Por fim, há Monica (Erin James) e Sam (TJ Power). Ela, uma tradutora para deficientes auditivos de um serviço de vídeo conferência que está ficando surda, ele, um rapaz que liga em uma noite solicitando que ela ligue para uma linha telefônica de sexo.

O que mais cativa em “A Pequena Morte”, uma expressão que vem do francês, um eufemismo para orgasmo, é a maneira sutil com que Lawson relaciona as histórias e as angústias externadas pelas tramas. Não necessariamente na bifurcação, também ela criativa, dos personagens, mas na forma como os dramas desses personagens se impõem. Phil, por exemplo, para se satisfazer acaba estuprando sua mulher, algo que Paul hesita em fazer mesmo sabendo que dará prazer a namorada. Dan se sente tão pouco à vontade consigo mesmo que deseja desaparecer nos breves personagens sexuais que inventa e mantém o ciclo de afastamento de Evie.

Fetiches sexuais incomuns dão a tônica de "A Pequena Morte" (Foto: divulgação)

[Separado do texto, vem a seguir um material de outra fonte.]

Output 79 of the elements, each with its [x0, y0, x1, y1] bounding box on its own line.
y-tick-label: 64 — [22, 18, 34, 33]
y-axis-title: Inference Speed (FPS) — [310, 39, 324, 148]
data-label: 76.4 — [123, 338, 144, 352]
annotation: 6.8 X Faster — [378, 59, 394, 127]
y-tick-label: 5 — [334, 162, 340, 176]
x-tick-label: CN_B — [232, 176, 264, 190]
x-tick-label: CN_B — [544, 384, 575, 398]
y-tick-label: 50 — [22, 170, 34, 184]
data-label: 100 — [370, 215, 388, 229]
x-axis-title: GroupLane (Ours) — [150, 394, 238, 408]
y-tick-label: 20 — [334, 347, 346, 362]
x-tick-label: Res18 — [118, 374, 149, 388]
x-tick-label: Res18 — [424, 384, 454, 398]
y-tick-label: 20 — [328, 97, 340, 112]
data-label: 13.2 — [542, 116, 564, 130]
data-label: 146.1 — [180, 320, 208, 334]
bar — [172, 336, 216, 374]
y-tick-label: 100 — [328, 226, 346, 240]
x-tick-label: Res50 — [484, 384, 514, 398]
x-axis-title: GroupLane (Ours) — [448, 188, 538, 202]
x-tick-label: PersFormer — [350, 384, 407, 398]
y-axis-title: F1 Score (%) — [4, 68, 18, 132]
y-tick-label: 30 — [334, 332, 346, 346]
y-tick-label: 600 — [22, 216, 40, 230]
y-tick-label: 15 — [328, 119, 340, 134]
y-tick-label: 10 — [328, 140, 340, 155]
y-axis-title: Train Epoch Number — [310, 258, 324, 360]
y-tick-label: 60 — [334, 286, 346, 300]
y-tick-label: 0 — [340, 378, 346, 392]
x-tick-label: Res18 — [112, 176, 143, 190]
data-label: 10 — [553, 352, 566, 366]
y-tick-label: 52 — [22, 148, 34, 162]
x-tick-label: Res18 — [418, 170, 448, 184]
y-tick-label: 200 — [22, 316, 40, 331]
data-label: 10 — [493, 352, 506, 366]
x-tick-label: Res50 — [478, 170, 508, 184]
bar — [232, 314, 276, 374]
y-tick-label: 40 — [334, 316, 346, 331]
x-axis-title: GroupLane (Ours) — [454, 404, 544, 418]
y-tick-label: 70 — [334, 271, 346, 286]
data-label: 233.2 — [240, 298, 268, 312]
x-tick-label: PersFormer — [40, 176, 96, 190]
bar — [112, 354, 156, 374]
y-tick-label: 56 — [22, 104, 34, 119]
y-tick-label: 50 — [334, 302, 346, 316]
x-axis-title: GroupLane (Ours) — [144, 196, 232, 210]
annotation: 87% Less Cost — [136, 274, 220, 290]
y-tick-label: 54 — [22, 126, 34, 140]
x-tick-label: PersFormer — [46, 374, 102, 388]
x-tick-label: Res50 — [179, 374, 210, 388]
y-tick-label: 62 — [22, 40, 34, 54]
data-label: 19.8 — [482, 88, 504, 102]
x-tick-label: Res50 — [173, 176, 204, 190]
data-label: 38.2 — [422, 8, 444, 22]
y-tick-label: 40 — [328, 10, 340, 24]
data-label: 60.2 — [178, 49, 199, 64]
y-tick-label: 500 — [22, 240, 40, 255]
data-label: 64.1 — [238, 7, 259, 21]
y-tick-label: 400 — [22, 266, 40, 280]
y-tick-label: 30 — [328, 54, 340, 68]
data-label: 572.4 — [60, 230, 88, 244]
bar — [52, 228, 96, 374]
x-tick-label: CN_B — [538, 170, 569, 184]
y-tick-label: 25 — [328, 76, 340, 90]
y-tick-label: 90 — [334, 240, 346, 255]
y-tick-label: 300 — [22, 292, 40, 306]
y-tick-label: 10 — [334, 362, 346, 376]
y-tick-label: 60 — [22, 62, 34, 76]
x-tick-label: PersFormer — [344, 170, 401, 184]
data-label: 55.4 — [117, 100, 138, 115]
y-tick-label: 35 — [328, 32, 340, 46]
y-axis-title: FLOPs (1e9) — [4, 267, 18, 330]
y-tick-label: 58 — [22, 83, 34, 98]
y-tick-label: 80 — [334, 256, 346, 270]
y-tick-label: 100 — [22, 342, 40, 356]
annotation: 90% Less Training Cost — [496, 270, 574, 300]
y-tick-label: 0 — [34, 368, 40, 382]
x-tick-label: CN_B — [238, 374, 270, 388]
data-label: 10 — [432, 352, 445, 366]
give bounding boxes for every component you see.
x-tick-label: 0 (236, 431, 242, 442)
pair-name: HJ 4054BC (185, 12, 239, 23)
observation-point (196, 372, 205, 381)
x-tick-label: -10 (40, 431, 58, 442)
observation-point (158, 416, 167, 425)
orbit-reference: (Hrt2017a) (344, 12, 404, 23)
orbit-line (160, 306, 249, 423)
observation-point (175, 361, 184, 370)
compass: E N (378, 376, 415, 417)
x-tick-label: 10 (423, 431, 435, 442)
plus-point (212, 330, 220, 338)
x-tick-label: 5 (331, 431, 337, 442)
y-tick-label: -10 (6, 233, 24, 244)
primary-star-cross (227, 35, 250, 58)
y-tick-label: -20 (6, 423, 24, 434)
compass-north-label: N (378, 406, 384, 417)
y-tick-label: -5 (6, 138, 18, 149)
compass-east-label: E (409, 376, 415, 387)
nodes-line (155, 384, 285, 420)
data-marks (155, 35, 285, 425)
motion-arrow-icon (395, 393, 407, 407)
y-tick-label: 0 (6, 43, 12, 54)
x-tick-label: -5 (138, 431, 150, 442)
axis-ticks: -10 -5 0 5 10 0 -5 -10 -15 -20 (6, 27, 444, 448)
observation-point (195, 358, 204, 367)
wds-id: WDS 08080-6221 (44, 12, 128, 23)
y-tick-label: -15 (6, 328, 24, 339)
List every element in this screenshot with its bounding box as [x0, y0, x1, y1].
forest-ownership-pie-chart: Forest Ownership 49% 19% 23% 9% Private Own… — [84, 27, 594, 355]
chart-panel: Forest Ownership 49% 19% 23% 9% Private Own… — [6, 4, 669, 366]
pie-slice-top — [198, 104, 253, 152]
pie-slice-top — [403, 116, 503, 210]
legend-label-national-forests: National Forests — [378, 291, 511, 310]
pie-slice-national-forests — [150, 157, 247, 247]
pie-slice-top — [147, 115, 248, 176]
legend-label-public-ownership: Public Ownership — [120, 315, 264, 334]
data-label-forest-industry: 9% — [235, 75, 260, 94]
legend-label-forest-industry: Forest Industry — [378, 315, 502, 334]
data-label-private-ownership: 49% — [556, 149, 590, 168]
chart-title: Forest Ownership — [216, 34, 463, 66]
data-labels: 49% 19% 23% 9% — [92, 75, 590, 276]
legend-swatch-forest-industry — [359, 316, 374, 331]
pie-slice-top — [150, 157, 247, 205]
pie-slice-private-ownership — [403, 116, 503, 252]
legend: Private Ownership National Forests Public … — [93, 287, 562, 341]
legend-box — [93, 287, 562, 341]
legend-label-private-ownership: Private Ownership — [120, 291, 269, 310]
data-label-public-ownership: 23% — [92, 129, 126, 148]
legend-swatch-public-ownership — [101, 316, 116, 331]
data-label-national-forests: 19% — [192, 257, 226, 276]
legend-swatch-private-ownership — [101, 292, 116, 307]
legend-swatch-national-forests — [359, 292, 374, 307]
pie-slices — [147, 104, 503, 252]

Fetiches sexuais incomuns dão a tônica de “A Pequena Morte”
(Foto: divulgação)

Surdo, Sam se excita em ouvir sacanagens. Existe toda uma poesia em “A Pequena Morte”, cujo personagem Steve (Kim Gyngell), um criminoso sexual condenado que acaba de se mudar para a vizinhança, se encarrega de tornar mais aguda, disforme e cativante.

Em última análise, a ideia de normalidade, em matéria de sexo, é afastada pelo inteligentíssimo roteiro de Lawson. A natureza episódica da produção reforça o descontrole que pauta nossas vidas quando não conseguimos realizar nossos desejos ou os desejos daqueles que amamos.

O que “A Pequena Morte” demonstra, com afeto, mas também de maneira colérica, é que a satisfação sexual, mesmo a consciência do que a provoca, exige coragem, esforço e desprendimento.